Among the findings of this report:

  • Between 2000 and 2009, immigration directly accounted for 40 percent of the population growth in the Chesapeake Bay watershed. Taking into account the children born in the U.S. to immigrants, immigration is responsible for 66 percent of total population growth in the Chesapeake watershed from 2000 to 2009.
  • Population in the Chesapeake Bay watershed is growing by 150,000 people every year. The watershed population is on pace to exceed 23 million residents by 2050.
  • Maryland experienced the most immigration-related population growth. Immigration accounted for 98 percent of that state’s population growth between 2000 and 2009.
  • In the District of Columbia, immigration accounted for 61 percent of population growth between 2000 and 2009; in Virginia 58 percent; in Pennsylvania 48 percent; in Delaware 18 percent; and in West Virginia 10 percent. New York experienced an overall decrease in its Chesapeake watershed population. However, the immigrant population in New York’s watershed area continued to increase.
  • The leading environmental groups dedicated cleaning up the Bay recognize the harmful effects of population growth on the Bay but do not acknowledge that immigration is driving population growth in the watershed.

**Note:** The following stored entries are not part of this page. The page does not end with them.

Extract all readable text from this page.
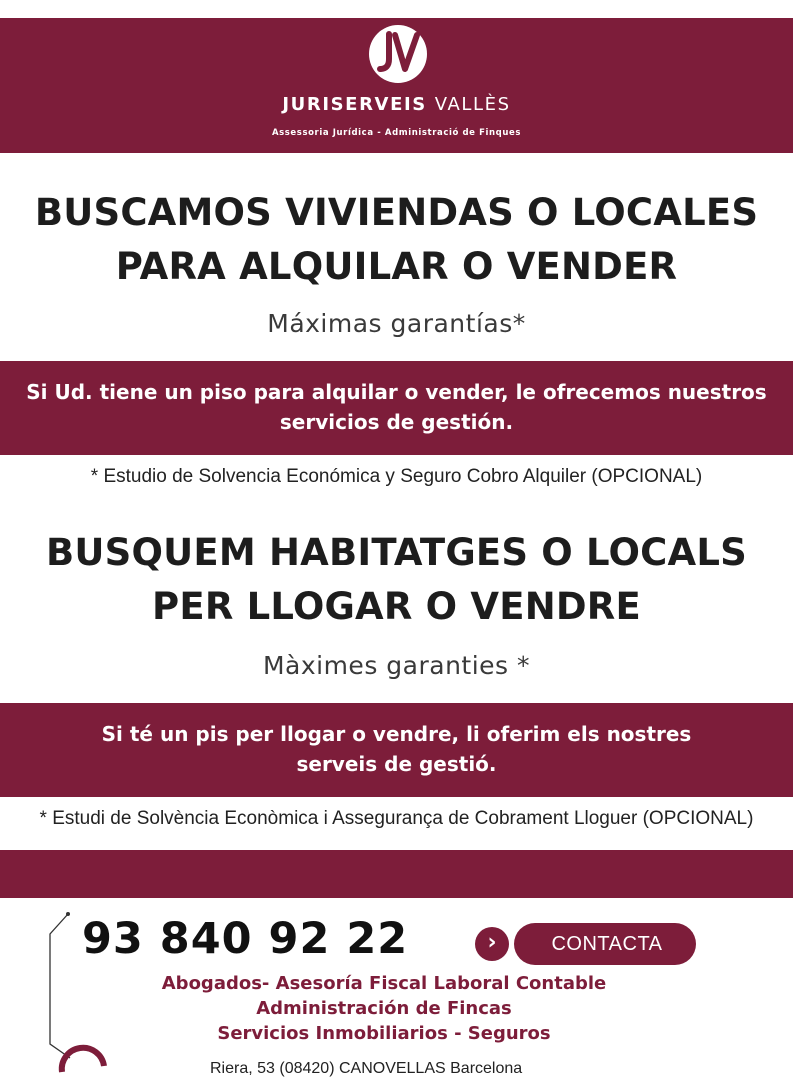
JURISERVEIS VALLÈS
Assessoria Jurídica - Administració de Finques
BUSCAMOS VIVIENDAS O LOCALES
PARA ALQUILAR O VENDER
Máximas garantías*
Si Ud. tiene un piso para alquilar o vender, le ofrecemos nuestros
servicios de gestión.
* Estudio de Solvencia Económica y Seguro Cobro Alquiler (OPCIONAL)
BUSQUEM HABITATGES O LOCALS
PER LLOGAR O VENDRE
Màximes garanties *
Si té un pis per llogar o vendre, li oferim els nostres
serveis de gestió.
* Estudi de Solvència Econòmica i Assegurança de Cobrament Lloguer (OPCIONAL)
93 840 92 22	›	CONTACTA
Abogados- Asesoría Fiscal Laboral Contable
Administración de Fincas
Servicios Inmobiliarios - Seguros
Riera, 53 (08420) CANOVELLAS Barcelona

  • Developers and politicians have touted the idea that population growth is both necessary and desirable while doing very little to alleviate the damage done to the Bay by excessive development. This represents an outmoded and unsustainable economic model for the 21st century. Smarter and more efficient, not ever bigger, will determine long-term economic success.
  • Any short term economic benefits of continued growth are limited and will be far outweighed by the long term costs. Overpopulation in the watershed threatens the lucrative Chesapeake seafood industry and will lead to the loss of revenue from the recreational and tourism industries. The cost to clean up the Bay was estimated by the EPA in 2007 at $28 billion.